But for a CWSRF loan, the city also needs to commit to a site for the project. And if the base site is selected, they city must confirm access to the easement for the duration of the loan plus 10 years.
City Manager Dennis Speer said Ridgecrest is still trying to work with Navy Region Southwest to negotiate the prolonged use of the base easement.
Mayor Pro Tem Mike Mower asked if there was any indication on whether the two parties would be able to come to an agreement. Speer said the ball is in the Navy’s court.
Mower also reminded the public that China Lake had been very accommodating during the process, and that negotiations are being held up by Navy Region Southwest.
“We’re at a decision point right now,” said Schroepfer. “We can’t make a lot of progress until you have either concluded negotiations with the Navy or you elect to use the city site.”
“We need to get moving ahead,” said Stan Rajtora during public comment. “Right now we’re just wasting money.”
Rajtora – who addresses the council often on wastewater matters – also expressed concern that the Navy wasn’t paying proportionally for its use of the current treatment plant.
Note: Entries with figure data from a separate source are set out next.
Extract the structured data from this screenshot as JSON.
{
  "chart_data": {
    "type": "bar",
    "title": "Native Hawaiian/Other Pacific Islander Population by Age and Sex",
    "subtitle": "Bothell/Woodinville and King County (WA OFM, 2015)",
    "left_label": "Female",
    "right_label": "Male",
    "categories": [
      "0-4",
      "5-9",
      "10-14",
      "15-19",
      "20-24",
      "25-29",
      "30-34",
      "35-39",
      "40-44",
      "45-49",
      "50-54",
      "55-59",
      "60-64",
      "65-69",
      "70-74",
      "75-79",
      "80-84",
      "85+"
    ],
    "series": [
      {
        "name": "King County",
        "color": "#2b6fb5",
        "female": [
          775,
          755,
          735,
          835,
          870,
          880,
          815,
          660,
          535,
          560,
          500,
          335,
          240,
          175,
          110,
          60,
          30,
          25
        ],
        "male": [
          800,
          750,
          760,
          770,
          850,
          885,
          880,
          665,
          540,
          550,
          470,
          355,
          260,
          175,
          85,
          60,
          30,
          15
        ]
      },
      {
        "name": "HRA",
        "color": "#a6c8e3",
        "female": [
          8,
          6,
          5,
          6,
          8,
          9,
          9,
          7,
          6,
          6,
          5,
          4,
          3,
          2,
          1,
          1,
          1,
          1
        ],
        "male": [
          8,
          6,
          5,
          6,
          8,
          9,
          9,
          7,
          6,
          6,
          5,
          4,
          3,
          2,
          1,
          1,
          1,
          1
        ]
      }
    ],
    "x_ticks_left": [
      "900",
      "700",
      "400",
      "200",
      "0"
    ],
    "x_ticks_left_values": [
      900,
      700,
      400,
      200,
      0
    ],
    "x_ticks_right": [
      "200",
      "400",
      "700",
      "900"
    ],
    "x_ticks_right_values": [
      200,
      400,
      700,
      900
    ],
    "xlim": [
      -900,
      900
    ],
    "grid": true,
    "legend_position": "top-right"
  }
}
“Even though they’ve increased the amount they’re paying, they’re still only paying about a third of what their share of the revenue should be,” he said. “That needs to be corrected. I see a lot of benefit of working with the Navy, but only if they pay their share.”
He said that if the Navy is not going to pay its proportional share, the city should go off base with its facility.
Speer confirmed that while the Navy pays as much as it is contractually obliged to pay, it is not proportional to use. According to Speer, the Navy is still adhering to a 1968 agreement with the city.
The presentation was not an action item and council did not make any decisions on how to move forward with the project.
“How does one make a determination of where to go without knowing how you are going to get there?” Mayor Peggy Breeden asked.
“It doesn’t make any sense to develop a plan without having a site determined. It seems to me that what we are trying to do is find the best of both possible worlds, without having any agreements to do either.”
NAWS China Lake Comman-ding Officer Capt. Paul Dale, who was present during the meeting, briefly commented on the topic.
“I’ll make a phone call to Rear Adm. [Yancy] Lindsey tomorrow,” he said. “I’ll make sure he has visibility on it and understands the urgency.”